This summer, parents are increasingly looking forward to the day their kids will be out of the house, but dreading the cost of their new residence: college.  As you consider college saving plan options, consider the two most common tax favored savings tools available: the Coverdell Education Savings Accounts and 529 Plan accounts.  The Coverdell account contributed funds grow in the account tax deferred and the money comes out for education expenses tax free.  There is no tax deduction for amounts contributed to a Coverdell but you do have significant investment options.  A Coverdell has the following rules and benefits.


  • Parents (or grandparents) can contribute to a Coverdell until a beneficiary reaches age 18.
  • $2,000 annual contribution limit per beneficiary (e.g. child or grandchild) phases out when the contributor has income of more than $190k (married joint) or $110,000 (single). TAX TIP: For high-income earners, keep in mind that the child can always contribute to their own account with gifted funds (no need to have earned income) so you can always get around the income limitation by having the child contribute themselves.
  • Funds can be used for tuition, fees, books, and equipment for college as well as certain K-12 expenses too.
  • Unfortunately, there are zero federal or state income tax deductions on Coverdell accounts.


  • Accounts can be invested into stocks, mutual funds, and can even be self-directed. They operate similar to an IRA.
  • Contributions grow tax-free and can be withdrawn for education expenses until the account beneficiary reaches age 30. Unused amounts can be transferred to another family member beneficiary.

The second type of account is a 529 Plan account, which is eligible for a state income tax deduction in Oregon and most states. Money contributed to a 529 Plan account is invested into a state managed fund.
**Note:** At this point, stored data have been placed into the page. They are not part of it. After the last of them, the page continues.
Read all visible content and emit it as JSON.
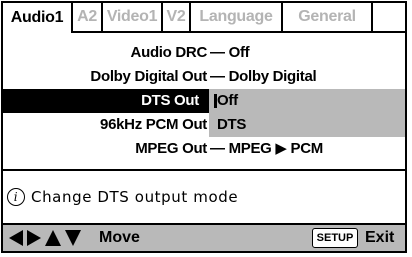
{
  "tabs": [
    {
      "label": "Audio1",
      "active": true
    },
    {
      "label": "A2",
      "active": false
    },
    {
      "label": "Video1",
      "active": false
    },
    {
      "label": "V2",
      "active": false
    },
    {
      "label": "Language",
      "active": false
    },
    {
      "label": "General",
      "active": false
    }
  ],
  "settings": [
    {
      "label": "Audio DRC",
      "separator": "—",
      "value": "Off"
    },
    {
      "label": "Dolby Digital Out",
      "separator": "—",
      "value": "Dolby Digital"
    },
    {
      "label": "DTS Out",
      "options": [
        "Off",
        "DTS"
      ],
      "selected": "Off"
    },
    {
      "label": "96kHz PCM Out",
      "value": ""
    },
    {
      "label": "MPEG Out",
      "separator": "—",
      "value": "MPEG ▶ PCM"
    }
  ],
  "info": {
    "icon": "info-icon",
    "text": "Change DTS output mode"
  },
  "footer": {
    "nav_icons": [
      "left-arrow-icon",
      "right-arrow-icon",
      "up-arrow-icon",
      "down-arrow-icon"
    ],
    "move_label": "Move",
    "setup_label": "SETUP",
    "exit_label": "Exit"
  },
  "colors": {
    "highlight": "#000000",
    "option_panel": "#b9b9b9",
    "inactive_tab": "#b4b4b4"
  }
}
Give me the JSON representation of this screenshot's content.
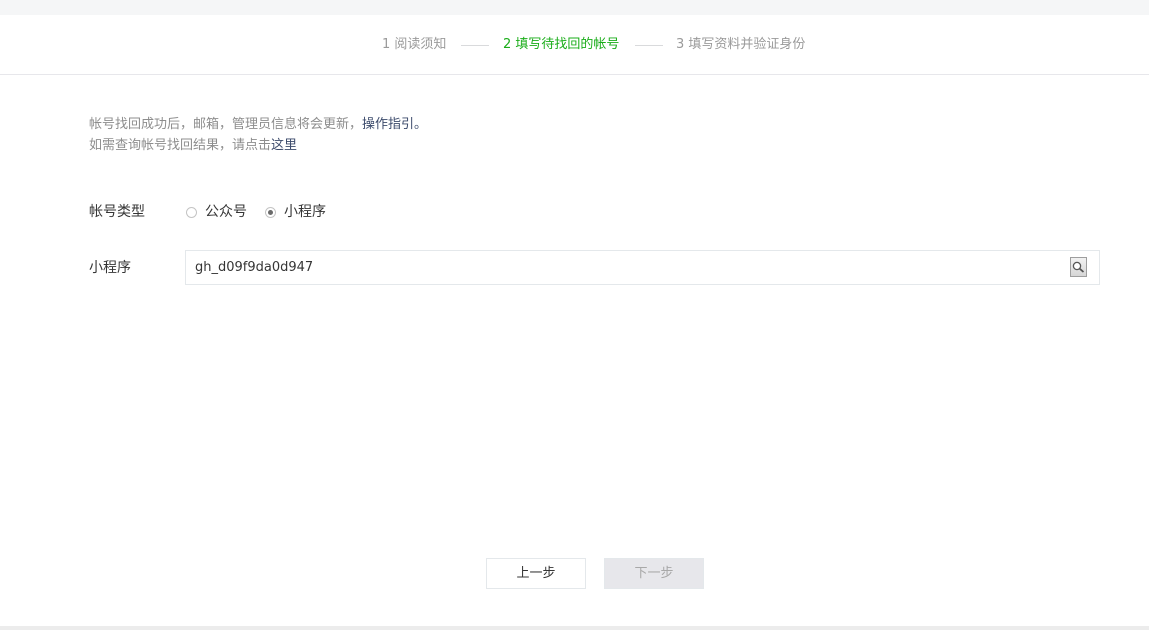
{
  "steps": [
    {
      "label": "1 阅读须知",
      "state": "done"
    },
    {
      "label": "2 填写待找回的帐号",
      "state": "active"
    },
    {
      "label": "3 填写资料并验证身份",
      "state": "pending"
    }
  ],
  "notice": {
    "line1_text": "帐号找回成功后，邮箱，管理员信息将会更新，",
    "line1_link": "操作指引。",
    "line2_text": "如需查询帐号找回结果，请点击",
    "line2_link": "这里"
  },
  "form": {
    "account_type_label": "帐号类型",
    "options": [
      {
        "label": "公众号",
        "checked": false
      },
      {
        "label": "小程序",
        "checked": true
      }
    ],
    "miniprogram_label": "小程序",
    "miniprogram_value": "gh_d09f9da0d947"
  },
  "buttons": {
    "prev": "上一步",
    "next": "下一步"
  },
  "colors": {
    "active_step": "#1aad19",
    "link": "#3b4a6b",
    "disabled_button_bg": "#e7e7eb"
  },
  "icons": {
    "search": "search-icon"
  }
}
A 529 has the following rules and benefits.


  • Amounts are invested into a state run program.
  • Amounts can be withdrawn for tuition, fees, books, supplies, equipment, special needs, room and board.
  • Up to a few hundred thousand dollars can be invested per beneficiary by any person.
  • There are no federal tax deductions or credits for contributions.


  • Thirty-five states offer some type of state income tax deduction for 529 Plan contributions. For example, Oregon offers up to a $4,750 tax deduction for married tax filers. However, there are some states, like California, who offer no tax deduction for contributions to 529 Plan accounts.
  • Downside, invested amounts must be invested solely into state run programs. There are no other investment options.

In summary, Coverdell accounts have the benefit of allowing account owner’s to decide how the money will be invested with zero tax deductions available on contributions while 529 Plan accounts give you zero investment options (all funds go to state run fund) but offer state income tax deductions in most states, including Oregon.